Mayo Clinic Senolytic Trial: Postmenopausal Women with High Senescent Burden Show +2.7% BMD
A Mayo Clinic team reported in Nature Medicine on a randomized trial of 60 postmenopausal women treated with the senolytic combination dasatinib + quercetin (D+Q). It’s the first randomized controlled trial testing whether senolytics, drugs that selectively target senescent cells, can affect human bone health.
Senolytics, drugs that clear senescent cells
Senolytics selectively eliminate senescent cells: cells that have stopped dividing but resist death and secrete inflammatory signals. Dasatinib is a kinase inhibitor used in leukemia treatment; quercetin is a flavonoid found in onions and apple skins. The D+Q combination is the most-studied senolytic regimen.
In postmenopausal women, estrogen decline accelerates bone resorption, and senescent cells accumulate in bone tissue. The hypothesis: SASP (senescence-associated secretory phenotype) factors stimulate bone resorption, so removing senescent cells should slow bone loss.
60 women, 20 weeks intermittent dosing
The trial randomized 60 postmenopausal women (mean age 71) to D+Q (two consecutive days per month, 5 cycles over 20 weeks) or placebo.
The primary endpoint was 20-week change in bone resorption marker CTx. No difference vs placebo. The primary endpoint missed.
But the bone formation marker P1NP showed an interesting pattern. +16% at week 2 (P=0.020), +16% at week 4 (P=0.024). A short-term signal of bone formation activation.
Meaningful difference in the high-senescent-burden subgroup
The key finding came from a prespecified subgroup analysis. Researchers measured T cell p16 mRNA expression (a senescent burden marker) and analyzed the highest tertile separately.
In this subgroup, P1NP rose +34% at week 2 (P=0.035), CTx dropped -11% (P=0.049). For the first time, both bone formation up and bone resorption down was observed.
At week 20, distal radius bone mineral density (BMD) increased +2.7% (P=0.004). A meaningful difference vs placebo.
First signal for “personalized senolytics”
The message from this data: senolytics don’t work for everyone. They work for people with high senescent cell burden.

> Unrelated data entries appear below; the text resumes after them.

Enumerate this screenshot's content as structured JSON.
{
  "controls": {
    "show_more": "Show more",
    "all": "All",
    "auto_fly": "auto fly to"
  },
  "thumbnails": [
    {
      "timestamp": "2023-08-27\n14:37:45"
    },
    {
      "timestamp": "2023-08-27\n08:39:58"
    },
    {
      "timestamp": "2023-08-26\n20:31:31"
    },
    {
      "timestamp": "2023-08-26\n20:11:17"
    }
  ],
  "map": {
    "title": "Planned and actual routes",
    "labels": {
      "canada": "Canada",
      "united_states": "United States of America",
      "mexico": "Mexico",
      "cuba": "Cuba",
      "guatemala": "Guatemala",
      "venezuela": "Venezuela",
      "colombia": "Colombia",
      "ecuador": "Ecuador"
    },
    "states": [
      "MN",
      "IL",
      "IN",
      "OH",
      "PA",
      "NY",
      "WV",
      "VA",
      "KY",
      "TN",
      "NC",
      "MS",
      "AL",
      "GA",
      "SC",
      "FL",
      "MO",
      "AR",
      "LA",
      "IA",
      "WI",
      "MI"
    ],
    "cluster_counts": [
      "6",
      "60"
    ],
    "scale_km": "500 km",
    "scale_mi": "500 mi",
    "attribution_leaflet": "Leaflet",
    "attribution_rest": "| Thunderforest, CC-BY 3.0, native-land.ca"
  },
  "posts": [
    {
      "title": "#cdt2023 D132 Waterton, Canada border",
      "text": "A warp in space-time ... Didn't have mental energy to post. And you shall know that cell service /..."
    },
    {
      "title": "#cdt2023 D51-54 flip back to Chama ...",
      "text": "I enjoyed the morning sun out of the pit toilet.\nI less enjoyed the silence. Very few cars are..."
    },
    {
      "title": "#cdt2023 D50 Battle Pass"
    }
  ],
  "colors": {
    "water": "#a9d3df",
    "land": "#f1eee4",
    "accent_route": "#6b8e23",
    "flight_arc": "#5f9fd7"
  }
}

This has two implications. First, future trial designs need patient selection (measuring p16 or similar markers). Second, future osteoporosis treatment may evolve from bisphosphonate-only (resorption inhibition) toward dual-target combinations adding senolytic agents.
Self-prescribing is dangerous
Dasatinib is a prescription drug (Sprycel and others, used in leukemia) with known side effects. Self-administration is dangerous. Quercetin is sold as a supplement, but evidence for monotherapy effects is weak.
Next steps
Researchers are planning larger (hundreds of patients) and longer (2+ years) follow-up trials. Other senolytic combinations (fisetin, navitoclax) are also in clinical stages. A senolytic drug category for age-related conditions is likely to take shape over the next 5-10 years.
Combined with this quarter’s NMN, NR, and NAD+ booster trends, age-mechanism-targeting drugs and supplements are forming a category quickly. Bone health is the largest health variable for postmenopausal women, and senolytics could become a new option distinct from hormone replacement therapy (HRT).
What consumers can do now. Calcium, vitamin D3, vitamin K2 (MK-7), adequate protein, resistance training. These fundamentals remain the most reliable foundation for bone health until senolytics enter formal clinical practice.